5 things you probably don’t know about Visit Winston-Salem

Forsyth County’s tourism bureau promotes amenities to visitors. Its work also benefits residents.

Brick building with wooden double doors and red awning. A "visitor center" sign is above a magazine stand on the left side of the doors. A lantern with a "Visit Winston-Salem" sign is on the right side.

The Visitor Center is located at 200 Brookstown Ave.

Photo courtesy of Visit Winston-Salem

Visit Winston-Salem is responsible for telling visitors what we already know — the Twin City is the place to be. Conventions, events, and sports tournaments attract about 200,000 visitors to Forsyth County annually. In total, visitors spend nearly a billion dollars at local businesses, supporting 6,200 jobs and generating $68 million in state and local taxes.

City Editor Cambridge sat down with Visit Winston-Salem’s President Stephanie Pace Brown to talk about the tourism bureau’s mission. Here are five other things you might not know about the work the agency does.

Visit Winston-Salem promotes all of Forsyth County

Don’t let the name fool you, Visit Winston-Salem works on behalf of the whole county. Brown says it comes down to branding — including the city’s name makes it easier for visitors to distinguish between our area and other Forsyth Counties nationwide.

Three people in aprons stand in front of a wall with a "Hot now Winston-Salem" neon sign. The middle person is holding a box of Krispy Kreme doughnuts.

Visit Winston-Salem team members represent everything sweet about Forsyth County.

Photo courtesy of Visit Winston-Salem

Visit Winston-Salem exists to help local businesses + residents

The tourism bureau is focused on attracting overnight visitors to Forsyth County. That expands the customer base for local businesses and generates taxes to provide services for residents. Nonprofit and governmental events can apply for direct funding support through the Arts and Events Marketing Assistance (AEMA) Program.

“Visit Winston-Salem’s public purpose is to benefit the people who live here,” Brown said. “Our purpose is not to benefit the people who visit — we serve them and our job is to attract them to our city — but the beneficiaries of our work are the local community members.”

Visitors fund Visit Winston-Salem’s work

People who stay overnight in the Twin City pay a hotel tax + a room occupancy tax. About 61% of that revenue is dedicated to funding Visit Winston-Salem’s operations (the rest is distributed to municipal government).

Big events + promotions don’t happen by accident

A big part of what 16 full-time staff members do is build relationships with groups hosting events. They also coordinate bids with local hotels + find amenities and services to entice groups to choose the Twin City. The bureau is involved with signature events like Gears and Guitars, the Winston-Salem Open, and the International Black Theatre Festival. Staff members are also in charge of advertising and media relations.

“When people see a story in Garden and Gun or Southern Living or any other national publication, that’s because our team has reached out to writers across the country and helped to bring them into town to experience a destination and then generate that coverage,” Brown said.

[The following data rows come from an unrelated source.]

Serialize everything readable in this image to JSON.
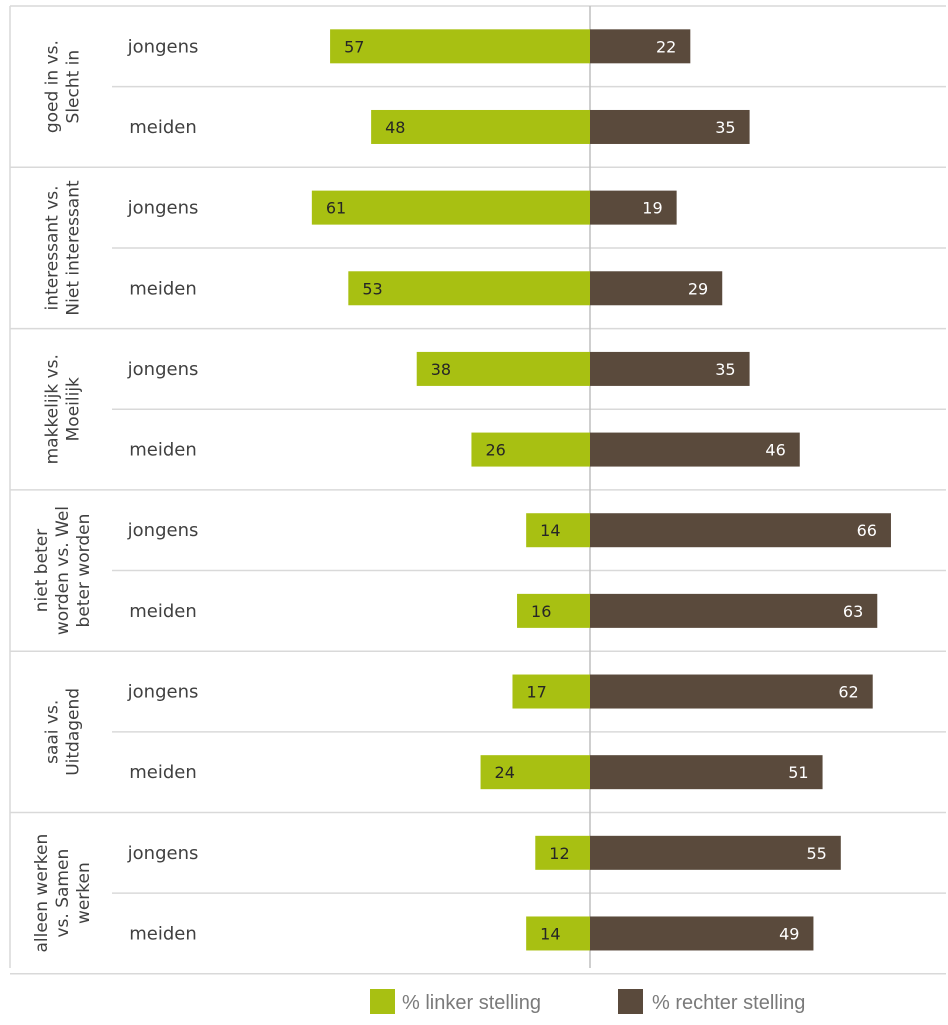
{
  "chart_data": {
    "type": "bar",
    "orientation": "horizontal-diverging",
    "xlim": [
      -65,
      70
    ],
    "grid": "horizontal separators between rows",
    "legend_position": "bottom",
    "colors": {
      "left": "#a8c012",
      "right": "#5a4a3c",
      "grid": "#d9d9d9",
      "axis": "#bfbfbf"
    },
    "groups": [
      {
        "label_lines": [
          "goed in vs.",
          "Slecht in"
        ],
        "rows": [
          {
            "label": "jongens",
            "left": 57,
            "right": 22
          },
          {
            "label": "meiden",
            "left": 48,
            "right": 35
          }
        ]
      },
      {
        "label_lines": [
          "interessant vs.",
          "Niet interessant"
        ],
        "rows": [
          {
            "label": "jongens",
            "left": 61,
            "right": 19
          },
          {
            "label": "meiden",
            "left": 53,
            "right": 29
          }
        ]
      },
      {
        "label_lines": [
          "makkelijk vs.",
          "Moeilijk"
        ],
        "rows": [
          {
            "label": "jongens",
            "left": 38,
            "right": 35
          },
          {
            "label": "meiden",
            "left": 26,
            "right": 46
          }
        ]
      },
      {
        "label_lines": [
          "niet beter",
          "worden vs. Wel",
          "beter worden"
        ],
        "rows": [
          {
            "label": "jongens",
            "left": 14,
            "right": 66
          },
          {
            "label": "meiden",
            "left": 16,
            "right": 63
          }
        ]
      },
      {
        "label_lines": [
          "saai vs.",
          "Uitdagend"
        ],
        "rows": [
          {
            "label": "jongens",
            "left": 17,
            "right": 62
          },
          {
            "label": "meiden",
            "left": 24,
            "right": 51
          }
        ]
      },
      {
        "label_lines": [
          "alleen werken",
          "vs. Samen",
          "werken"
        ],
        "rows": [
          {
            "label": "jongens",
            "left": 12,
            "right": 55
          },
          {
            "label": "meiden",
            "left": 14,
            "right": 49
          }
        ]
      }
    ],
    "legend": [
      {
        "key": "left",
        "label": "% linker stelling"
      },
      {
        "key": "right",
        "label": "% rechter stelling"
      }
    ]
  }
}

A crowd of people in purple light is standing looking at a stage on the left side. The Winston-Salem building is in the background.

Annual events like Gears and Guitars attract visitors to Forsyth County to support local businesses, create jobs, and generate tax revenue.

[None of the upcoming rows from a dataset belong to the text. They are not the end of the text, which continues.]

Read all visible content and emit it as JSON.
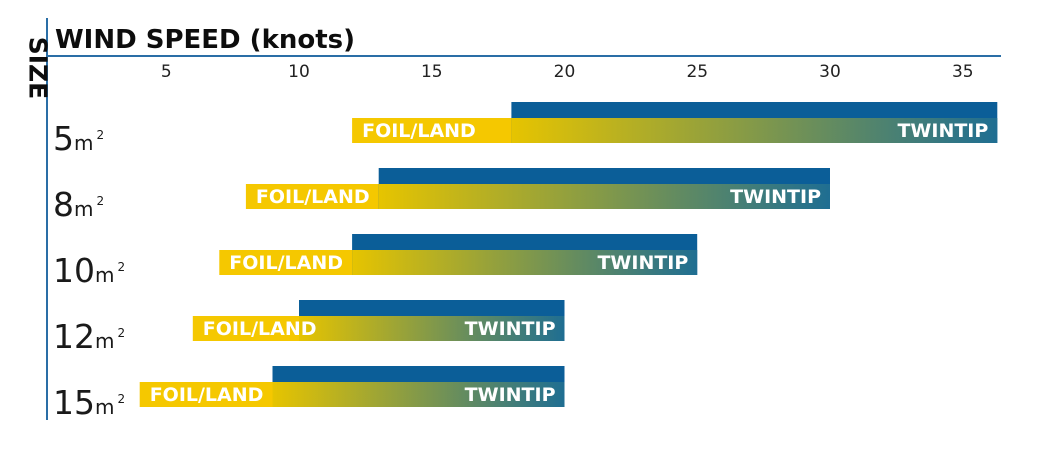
{
  "chart_data": {
    "type": "range-bar",
    "y_title": "SIZE",
    "x_title": "WIND SPEED (knots)",
    "x_ticks": [
      "5",
      "10",
      "15",
      "20",
      "25",
      "30",
      "35"
    ],
    "xlim": [
      0,
      36.3
    ],
    "size_unit": "m",
    "size_exponent": "2",
    "foil_label": "FOIL/LAND",
    "twintip_label": "TWINTIP",
    "colors": {
      "foil": "#f5c800",
      "twintip": "#0b5e98",
      "gradient_start": "#e6c400",
      "gradient_end": "#1f6e92",
      "axis": "#2a6ea6",
      "text": "#111111"
    },
    "rows": [
      {
        "size": "5",
        "foil_range": [
          12,
          25
        ],
        "twintip_range": [
          18,
          36.3
        ]
      },
      {
        "size": "8",
        "foil_range": [
          8,
          20
        ],
        "twintip_range": [
          13,
          30
        ]
      },
      {
        "size": "10",
        "foil_range": [
          7,
          17
        ],
        "twintip_range": [
          12,
          25
        ]
      },
      {
        "size": "12",
        "foil_range": [
          6,
          15
        ],
        "twintip_range": [
          10,
          20
        ]
      },
      {
        "size": "15",
        "foil_range": [
          4,
          13
        ],
        "twintip_range": [
          9,
          20
        ]
      }
    ]
  }
}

Photo courtesy of Visit Winston-Salem

You can get connected

Businesses can list their businesses for free on Visit Winston-Salem’s website and staff can connect entrepreneurs with networking opportunities + educational events. Brown says the best way to support their work is to get out and enjoy the community.

“I feel like Winston-Salem has retained a personality that makes it really unique and distinctive,” Brown said. " I really think that’s a big part of what makes it a special place to visit — is connecting with the locals and connecting with the people who call Winston-Salem home.”